Both Maryland common law and the Double Jeopardy Clause of the Fifth Amendment, therefore, bar prosecution of Gianiny for automobile manslaughter. His motion to dismiss the indictment for manslaughter by motor vehicle was the modern equivalent of the common law plea of autrefois convict. Because he has been convicted of and punished (fined) for the lesser included offense of negligent driving, no matter how that conviction came about, he cannot be prosecuted for the greater offense of vehicular manslaughter.

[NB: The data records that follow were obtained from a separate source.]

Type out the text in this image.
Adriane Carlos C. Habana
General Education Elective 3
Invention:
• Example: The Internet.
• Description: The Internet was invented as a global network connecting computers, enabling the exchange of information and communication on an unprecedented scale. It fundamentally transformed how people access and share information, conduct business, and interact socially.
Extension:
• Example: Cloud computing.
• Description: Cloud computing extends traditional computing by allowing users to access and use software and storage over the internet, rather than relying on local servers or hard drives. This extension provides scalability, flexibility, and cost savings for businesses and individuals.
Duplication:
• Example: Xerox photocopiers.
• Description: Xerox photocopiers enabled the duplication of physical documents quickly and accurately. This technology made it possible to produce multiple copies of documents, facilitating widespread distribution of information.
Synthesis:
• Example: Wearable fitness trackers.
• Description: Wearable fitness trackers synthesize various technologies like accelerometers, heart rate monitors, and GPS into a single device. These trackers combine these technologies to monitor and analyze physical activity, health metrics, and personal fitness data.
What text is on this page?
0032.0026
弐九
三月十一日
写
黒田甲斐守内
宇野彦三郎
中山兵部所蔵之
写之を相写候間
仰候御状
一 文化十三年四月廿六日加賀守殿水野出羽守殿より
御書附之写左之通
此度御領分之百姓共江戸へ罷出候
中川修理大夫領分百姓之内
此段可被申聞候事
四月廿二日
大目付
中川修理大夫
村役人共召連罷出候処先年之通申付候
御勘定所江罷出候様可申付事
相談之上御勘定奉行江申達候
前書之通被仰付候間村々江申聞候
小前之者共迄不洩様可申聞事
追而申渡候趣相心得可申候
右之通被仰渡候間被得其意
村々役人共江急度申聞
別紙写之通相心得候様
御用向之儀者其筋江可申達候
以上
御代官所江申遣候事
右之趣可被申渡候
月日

JUDGMENT OF THE CIRCUIT COURT FOR MONTGOMERY COUNTY REVERSED.

COSTS TO BE PAID BY MONTGOMERY COUNTY.

NOTES

[1] Md.Code (1957, 1987 Repl.Vol., 1989 Supp.), Art. 27, § 388.

[2] Md.Code (1977, 1987 Repl.Vol.), Transportation Article, § 21-901.1.

[3] As pointed out in Brown, 432 U.S. at 169 n. 7, 97 S.Ct. at 2227 n. 7, an exception may exist where the government "is unable to proceed on the more serious charge at the outset because the additional facts necessary to sustain that charge have not occurred or have not been discovered despite the exercise of due diligence." See Diaz v. United States, 223 U.S. 442, 32 S.Ct. 250, 56 L.Ed. 500 (1912). In that case, the defendant was tried and convicted for assault and battery. Thereafter, the victim died, and the defendant was then tried and convicted for homicide. The Court held that the Double Jeopardy Clause did not bar the subsequent homicide prosecution because the crime of homicide was not complete until after the trial for assault and battery. At what point along the continuum between indictment and trial and conviction for the lesser charge the additional facts necessary to sustain the greater charge must have occurred or been discovered in order for prosecution of the greater charge to be barred by conviction of the lesser is not firmly established. Justice Brennen's concurring opinion in Ashe v. Swenson, 397 U.S. 436, 453 n. 7, 90 S.Ct. 1189, 1199 n. 7, 25 L.Ed.2d 469 (1970), suggests that if a crime is not completed or not discovered, despite diligence on the part of the police "until after the commencement of a prosecution for other crimes arising from the same transaction, an exception to the same transaction rule should be made to permit a separate prosecution." In Blackledge v. Perry, 417 U.S. 21, 29 n. 7, 94 S.Ct. 2098, 2103 n. 7, 40 L.Ed.2d 628 (1974), the Court referred to Diaz as a case in which it was impossible to charge the defendant with a more serious crime "at the outset." The dissenting opinion of Justice Stevens in Garrett v. United States, 471 U.S. 773, 779-807, 105 S.Ct. 2407, 2411-2426, 85 L.Ed.2d 764 (1985), suggests that "at the outset" may be at time of indictment for the lesser offense. In the case sub judice, the State conceded that the officer who served the traffic citations on Gianiny was aware at the time that the driver of the other vehicle had died.